There have been many moments in my long life when I’ve witnessed striking adversity. Among them, my arrival at Yale in 1970 as one of the University’s first Black professors. It was an era boiling with social turmoil and during the Black Panther trials. But I was undaunted. I spent three and a half wonderful decades as Professor of Epidemiology (microbiology) and Director of International Medical Studies at Yale.
However, I’m daunted now.
I recently read The Commonwealth Fund report on the state of health care. It compared the U.S. to 10 other high-income countries. According to the report the U.S. “ranks last overall, despite spending far more of its gross domestic product on health care.” How can the U.S. spend nearly $3.8 trillion on health care per year, similar to the entire GDP of Germany, yet we come in last on access to care, administrative efficiency, equity, and health care outcomes?
In my troubled state, I summoned the wise philosopher Rumi, who said “Where there is ruin, there is hope for a treasure.” That gave me hope and a realization: this pandemic provides us with an opportunity.
If now isn’t the time for a disruption to health care in the U.S., during a deadly and prolonged pandemic, I don’t know when is.
Of course, we’ve witnessed political, social, and scientific efforts to upgrade our health care system in the past – possibly too many times to list. Those efforts, while valiant, have not been sufficient to decrease morbidity and mortality in the U.S. Health care is and should be focused on prevention. But that’s not the way our current system functions. Without a true emphasis on preventative care, the outcome we’ve acquired is expensive, low quality and inefficient.
What we’ve lacked is disruption.
Fortunately, that’s an idea Americans tend to embrace. We’ve seen it with Amazon’s transformation of retail and Uber’s disruption of the transportation industry.
But disruption has yet to hit our health care system. That is, until now.
Among those leading the charge is my former student who studied infectious diseases at Yale Medical School, Dr. Ryan Saadi, MD, MPH. In June of 2020, Dr. Saadi joined minds with bone-marrow transplant expert Dr. Neal Flomenberg, M.D., professor and chair of the Department of Medical Oncology at Thomas Jefferson University, with the overall goal of bringing immunology products to oncology patients more quickly, affordably, and at a higher quality.

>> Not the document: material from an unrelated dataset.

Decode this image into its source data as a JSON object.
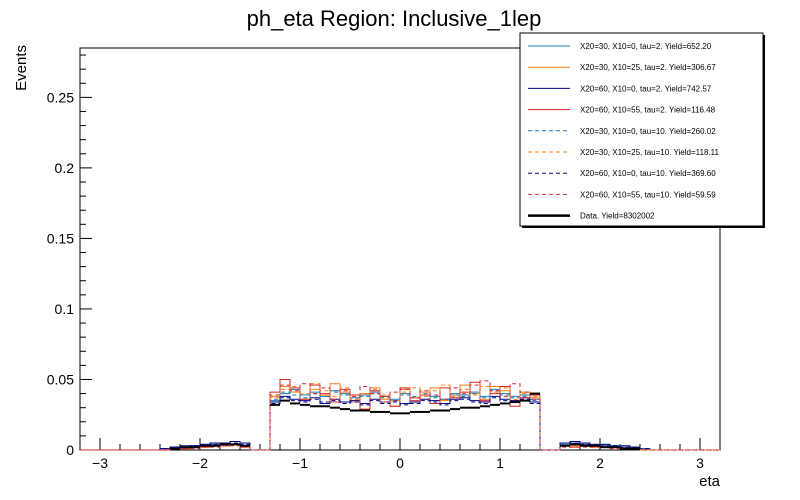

They focused on the biggest hurdle to T cell therapies—the need for the therapeutics to be personalized for each individual patient—and asked why must it be done this way? Many T cell products, such as CAR-T, are widely known for their efficacy in cancer, however they come at both a cost of time and money. Today, CAR-T requires that each patient meets with a team of doctors multiple times for a lengthy preparation and often the treatment requires hospitalization. The process is thus not cheap and does not occur quickly.